For, as a background to the life of the Székely Jews of Bözödújfalu, the history of Transylvania is unfolded, especially the sad case of almost two million Hungarians who came under Romanian rule almost a hundred years ago. Transylvania used to be a land of cultural and ethnic diversity, a haven of liberty of conscience and religion. Szávai proudly refers to the decrees of the 1568 Diet of Torda (Turda), the first to declare in a Europe rent by religious wars and autos-da-fé, the principle of the freedom of conscience, an idea that was later to become a cornerstone of Western civilization. He quotes the famous decree of tolerance: "Let preachers preach the Gospel in all places, according to their own minds, and let the community decide whether they accept it or not; let not the preacher be forced to change his mind, and let every community keep a preacher they like; from which it follows that no superintendents can hurt preachers, and nobody can be censured for his religion, and that nobody can be threatened with incarceration or ousting for his teaching, for faith is a gift of God, which is fostered by listening, which listening derives from God's word." Szávai also points out that accepting the achievements of the Reformation and the emancipation of the Reformed Churches, involved lessening the importance of the formerly sovereign Roman Catholic Church.

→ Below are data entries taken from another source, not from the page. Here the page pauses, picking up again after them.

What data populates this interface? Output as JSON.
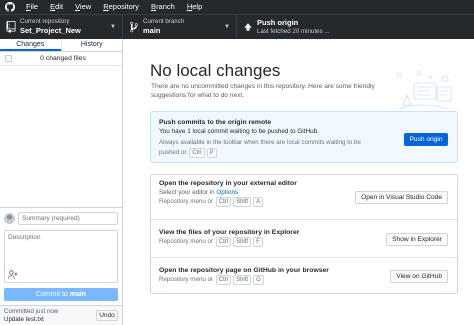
{
  "menu": [
    "File",
    "Edit",
    "View",
    "Repository",
    "Branch",
    "Help"
  ],
  "menu_underline": [
    "F",
    "E",
    "V",
    "R",
    "B",
    "H"
  ],
  "toolbar": {
    "repo_label": "Current repository",
    "repo_name": "Set_Project_New",
    "branch_label": "Current branch",
    "branch_name": "main",
    "push_title": "Push origin",
    "push_sub": "Last fetched 20 minutes ..."
  },
  "sidebar": {
    "tab_changes": "Changes",
    "tab_history": "History",
    "changed_files": "0 changed files",
    "summary_placeholder": "Summary (required)",
    "description_placeholder": "Description",
    "commit_prefix": "Commit to ",
    "commit_branch": "main",
    "undo_line1": "Committed just now",
    "undo_line2": "Update test.txt",
    "undo_button": "Undo"
  },
  "main": {
    "heading": "No local changes",
    "subtext": "There are no uncommitted changes in this repository. Here are some friendly suggestions for what to do next.",
    "push_card": {
      "title": "Push commits to the origin remote",
      "desc": "You have 1 local commit waiting to be pushed to GitHub.",
      "hint_prefix": "Always available in the toolbar when there are local commits waiting to be pushed or",
      "hint_keys": [
        "Ctrl",
        "P"
      ],
      "button": "Push origin"
    },
    "actions": [
      {
        "title": "Open the repository in your external editor",
        "desc_prefix": "Select your editor in ",
        "desc_link": "Options",
        "hint_prefix": "Repository menu or",
        "hint_keys": [
          "Ctrl",
          "Shift",
          "A"
        ],
        "button": "Open in Visual Studio Code"
      },
      {
        "title": "View the files of your repository in Explorer",
        "hint_prefix": "Repository menu or",
        "hint_keys": [
          "Ctrl",
          "Shift",
          "F"
        ],
        "button": "Show in Explorer"
      },
      {
        "title": "Open the repository page on GitHub in your browser",
        "hint_prefix": "Repository menu or",
        "hint_keys": [
          "Ctrl",
          "Shift",
          "G"
        ],
        "button": "View on GitHub"
      }
    ]
  },
  "icons": {
    "logo": "github-logo-icon",
    "repo": "repo-icon",
    "branch": "git-branch-icon",
    "push": "arrow-up-icon",
    "caret": "chevron-down-icon",
    "coauthor": "person-add-icon"
  },
  "colors": {
    "titlebar": "#24292e",
    "accent": "#0366d6",
    "commit_button_disabled": "#79b8ff",
    "push_card_bg": "#f1f8ff"
  }
}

Not only the three "nations" and the "accepted" churches (Roman Catholic, Lutherans, Calvinists and Unitarians) enjoyed the benefits of religious tolerance and freedom of conscience: Romanians, who were slowly becoming the majority, and their Orthodox and Uniate Catholic churches also had their liberty. (In medieval Transylvania, the Romanians, migrating from the south and east, were only a small minority. Their numbers grew because, unlike the Hungarians, who lived on the plains and were thus exposed to the ravages of Tatars and Turks, the Romanians lived and grazed their herds in the mountains, where they could multiply in peace. Despotic rule and reckless exploitation in territories beyond the Carpathians also drove throngs of them into Transylvania, where they took lands abandoned by Hungarians. By the eighteenth century they had become the largest ethnic group in Transylvania.)
Transylvania, a society made up of three nations (Hungarian, Romanian and German), three cultures and six or seven religions, was not without ethnic or cultural conflicts. Yet Szávai rightly claims that "Transylvanianism," the prevailing mentality of the interwar period, had a balancing and unifying effect; he even sees the idea as the forerunner of the regionalist efforts of today's Europe.
Three ethnicities of considerable size lived in the Transylvanian fairyland. As if three European ethnicities had pooled their resources for a Transylvanian whole. Every one of the three "nation parts" had been enriching its "nation whole" for centuries, yet these "nation parts" managed to contribute to one another while adhering to their own particularities, and created a tolerance zone in this experimental fairyland which was unprecedented in history, a working model for the equality-based cohabitation of communities of varied identities. What was wonderful about this arrangement was that none of the parties had anything to lose-all participants gained by it. All parties, as well as the environment, which as posterity is still an environment… called Europe, and is presently engaged in developing models of the sort that came to be and was prosperous in the Transylvanian fairyland, until the incondite and alien quality, as well as the absurd proneness to extemporization, of twentieth century geopolitics, which suddenly had to deal with global issues, destroyed it.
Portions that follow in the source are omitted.